Further consideration is needed on several specific issues involved in these bills. For example, is it wise to grant such broad discretion to the Secretary, completely throwing out all width or acreage limitations? Existing laws limit transmission line rights-of-way to 400 feet, and railroads to 100 feet. If these are inadequate now, perhaps we should consider new limits that could be substituted for the old ones.
The public lands have attained greater importance to citizens in all parts of the country than they have ever had before. At the same time, these lands are under constant pressures from all directions from private interests that would like to exploit them. In view of the persistent pressures for private exploitation of the public lands, we question the wisdom of giving any government official a blank check on the public lands. The bills before you could lead to a landgrab of a scale this nation has never seen.
These bills also fail to show how rights-of-way are to be planned, to avoid conflict with other uses of the public lands and adjacent private lands. Section 4 of the Jackson bill, concerning shared right-of-way corridors, is an excellent new approach toward minimizing the impact of rights-of-way. But even this laudable provision fails to compel any government agency to affirmatively carry out land-use planning objectives. The routes of the rights-of-way are still left mainly in the hands of private interests.

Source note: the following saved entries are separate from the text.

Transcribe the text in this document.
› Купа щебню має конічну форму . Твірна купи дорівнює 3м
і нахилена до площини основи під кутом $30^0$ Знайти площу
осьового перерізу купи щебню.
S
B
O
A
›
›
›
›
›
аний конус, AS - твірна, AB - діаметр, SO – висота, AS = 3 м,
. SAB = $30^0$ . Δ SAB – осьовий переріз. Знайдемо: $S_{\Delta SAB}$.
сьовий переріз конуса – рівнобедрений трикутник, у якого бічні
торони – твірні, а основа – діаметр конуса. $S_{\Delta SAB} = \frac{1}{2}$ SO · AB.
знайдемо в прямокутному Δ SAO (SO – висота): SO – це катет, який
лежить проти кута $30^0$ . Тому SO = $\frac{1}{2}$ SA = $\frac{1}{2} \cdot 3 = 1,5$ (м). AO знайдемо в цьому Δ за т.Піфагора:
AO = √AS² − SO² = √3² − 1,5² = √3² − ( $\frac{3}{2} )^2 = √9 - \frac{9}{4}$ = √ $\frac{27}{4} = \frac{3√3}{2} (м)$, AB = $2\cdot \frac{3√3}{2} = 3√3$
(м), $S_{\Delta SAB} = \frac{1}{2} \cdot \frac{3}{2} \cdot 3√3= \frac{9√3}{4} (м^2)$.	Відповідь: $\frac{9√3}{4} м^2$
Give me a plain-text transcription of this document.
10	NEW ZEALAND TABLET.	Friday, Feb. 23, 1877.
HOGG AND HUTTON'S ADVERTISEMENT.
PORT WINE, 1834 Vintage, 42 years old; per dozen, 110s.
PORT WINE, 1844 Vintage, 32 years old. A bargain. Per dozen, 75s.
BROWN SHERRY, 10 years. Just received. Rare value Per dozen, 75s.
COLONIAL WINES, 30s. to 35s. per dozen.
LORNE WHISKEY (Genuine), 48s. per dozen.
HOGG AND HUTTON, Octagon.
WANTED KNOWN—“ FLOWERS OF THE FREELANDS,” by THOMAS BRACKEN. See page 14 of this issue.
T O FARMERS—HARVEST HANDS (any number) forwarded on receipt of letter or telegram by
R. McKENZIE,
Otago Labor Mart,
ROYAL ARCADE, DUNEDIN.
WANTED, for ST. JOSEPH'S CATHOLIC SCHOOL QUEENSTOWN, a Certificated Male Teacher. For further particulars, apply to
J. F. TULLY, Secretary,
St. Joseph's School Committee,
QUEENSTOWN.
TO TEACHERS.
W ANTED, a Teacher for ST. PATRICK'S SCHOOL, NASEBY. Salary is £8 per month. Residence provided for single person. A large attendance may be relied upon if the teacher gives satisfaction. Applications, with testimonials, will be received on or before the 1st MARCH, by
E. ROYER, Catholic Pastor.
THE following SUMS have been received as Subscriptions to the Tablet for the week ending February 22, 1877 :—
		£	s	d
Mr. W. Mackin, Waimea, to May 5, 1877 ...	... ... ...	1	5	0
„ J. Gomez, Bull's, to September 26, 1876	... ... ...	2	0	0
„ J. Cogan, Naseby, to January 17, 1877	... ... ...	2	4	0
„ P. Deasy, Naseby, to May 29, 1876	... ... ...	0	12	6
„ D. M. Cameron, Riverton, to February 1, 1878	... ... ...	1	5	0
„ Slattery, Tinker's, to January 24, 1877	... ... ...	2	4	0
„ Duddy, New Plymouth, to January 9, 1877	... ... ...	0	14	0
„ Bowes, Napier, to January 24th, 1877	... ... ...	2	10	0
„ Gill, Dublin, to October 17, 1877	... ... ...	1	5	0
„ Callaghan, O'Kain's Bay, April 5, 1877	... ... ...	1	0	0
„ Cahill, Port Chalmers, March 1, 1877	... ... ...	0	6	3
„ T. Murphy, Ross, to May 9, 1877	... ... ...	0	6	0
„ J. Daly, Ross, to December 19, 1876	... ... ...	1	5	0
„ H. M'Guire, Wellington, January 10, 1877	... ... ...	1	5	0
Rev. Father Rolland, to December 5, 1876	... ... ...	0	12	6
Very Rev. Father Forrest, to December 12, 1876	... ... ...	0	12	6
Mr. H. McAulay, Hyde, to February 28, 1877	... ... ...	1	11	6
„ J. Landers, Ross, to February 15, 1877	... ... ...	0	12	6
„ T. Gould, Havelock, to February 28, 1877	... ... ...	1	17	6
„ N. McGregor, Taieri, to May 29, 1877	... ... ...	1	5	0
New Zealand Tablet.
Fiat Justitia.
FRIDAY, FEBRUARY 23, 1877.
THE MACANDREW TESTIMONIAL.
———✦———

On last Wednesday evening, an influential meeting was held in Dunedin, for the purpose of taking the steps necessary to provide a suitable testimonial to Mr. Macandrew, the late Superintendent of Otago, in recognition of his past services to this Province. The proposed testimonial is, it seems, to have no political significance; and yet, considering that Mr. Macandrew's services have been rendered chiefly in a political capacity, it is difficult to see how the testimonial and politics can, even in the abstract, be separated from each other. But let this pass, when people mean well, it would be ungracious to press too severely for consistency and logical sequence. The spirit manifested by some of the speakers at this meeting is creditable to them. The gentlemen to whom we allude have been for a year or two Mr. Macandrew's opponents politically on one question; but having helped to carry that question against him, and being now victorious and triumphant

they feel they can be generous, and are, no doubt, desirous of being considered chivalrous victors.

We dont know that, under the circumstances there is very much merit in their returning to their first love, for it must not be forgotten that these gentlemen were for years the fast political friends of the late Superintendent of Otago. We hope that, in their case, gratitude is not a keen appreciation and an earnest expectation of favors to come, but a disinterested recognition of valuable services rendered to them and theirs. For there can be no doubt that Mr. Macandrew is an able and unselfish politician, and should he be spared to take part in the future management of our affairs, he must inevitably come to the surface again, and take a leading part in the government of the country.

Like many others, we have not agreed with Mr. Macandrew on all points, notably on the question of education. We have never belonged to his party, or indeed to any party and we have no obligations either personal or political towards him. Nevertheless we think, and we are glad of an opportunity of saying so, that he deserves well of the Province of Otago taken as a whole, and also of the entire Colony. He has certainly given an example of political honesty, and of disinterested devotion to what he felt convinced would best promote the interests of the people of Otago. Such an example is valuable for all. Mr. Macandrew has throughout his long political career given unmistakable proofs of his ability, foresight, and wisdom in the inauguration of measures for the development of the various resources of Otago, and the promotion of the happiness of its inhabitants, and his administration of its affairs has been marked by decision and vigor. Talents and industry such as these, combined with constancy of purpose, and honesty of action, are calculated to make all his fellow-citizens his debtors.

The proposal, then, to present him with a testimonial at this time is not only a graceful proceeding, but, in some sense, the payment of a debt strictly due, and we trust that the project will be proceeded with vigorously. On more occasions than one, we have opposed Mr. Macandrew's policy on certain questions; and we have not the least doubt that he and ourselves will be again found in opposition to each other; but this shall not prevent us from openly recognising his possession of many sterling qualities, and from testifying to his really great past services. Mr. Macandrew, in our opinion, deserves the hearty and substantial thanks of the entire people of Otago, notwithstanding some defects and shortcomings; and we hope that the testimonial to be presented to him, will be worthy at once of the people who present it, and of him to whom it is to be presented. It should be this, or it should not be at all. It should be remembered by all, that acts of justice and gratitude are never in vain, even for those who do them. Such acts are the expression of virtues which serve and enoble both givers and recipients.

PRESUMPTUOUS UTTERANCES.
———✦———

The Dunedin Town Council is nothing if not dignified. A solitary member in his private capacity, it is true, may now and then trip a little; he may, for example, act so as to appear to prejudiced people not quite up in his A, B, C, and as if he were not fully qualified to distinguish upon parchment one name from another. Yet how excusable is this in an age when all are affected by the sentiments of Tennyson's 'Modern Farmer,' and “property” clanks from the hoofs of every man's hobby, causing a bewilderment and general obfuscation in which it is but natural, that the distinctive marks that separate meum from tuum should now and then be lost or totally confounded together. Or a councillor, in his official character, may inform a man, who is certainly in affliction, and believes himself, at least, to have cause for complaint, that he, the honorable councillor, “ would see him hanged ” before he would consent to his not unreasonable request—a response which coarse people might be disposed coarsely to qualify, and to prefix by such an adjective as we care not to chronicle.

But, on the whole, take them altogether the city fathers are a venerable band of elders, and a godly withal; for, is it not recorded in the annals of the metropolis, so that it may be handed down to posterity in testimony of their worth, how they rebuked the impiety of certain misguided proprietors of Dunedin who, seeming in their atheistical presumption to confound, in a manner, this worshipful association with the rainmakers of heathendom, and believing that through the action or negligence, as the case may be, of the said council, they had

CONCLUSIONS Friends of the Earth recognizes that revision of some right-of-way statutes is necessary. However, we cannot support any of the bills presently before the committee. Too little is known about the specific revisions that are actually needed, and too little is known of the practical impact of these bills. We urge that further hearings be scheduled when the large gaps in the record on this subject have been filled, enabling all of us to consider the facts of the matter, and 'to formulate legislation on the basis of those facts.
We respectfully request the opportunity to testify before this committee at a later date, covering the information that is not now available, and covering the subject of the transportation of North Slope oil, which is not directly under consideration at this hearing.
Finally, we urge that the final decision on the Alaska pipeline and alternative transportation routes be reserved to the Congress. To turn this crucial decision over to the Department of the Interior would be to pat on the back the government agency that has bungled the case from the start. The United States has far more technical capability, far more diplomatic skill, and far more ability to recognize and carry out the public interest than has been applied to the question of transporting North Slope oil. It is high time these national skills were brought to bear on the subject.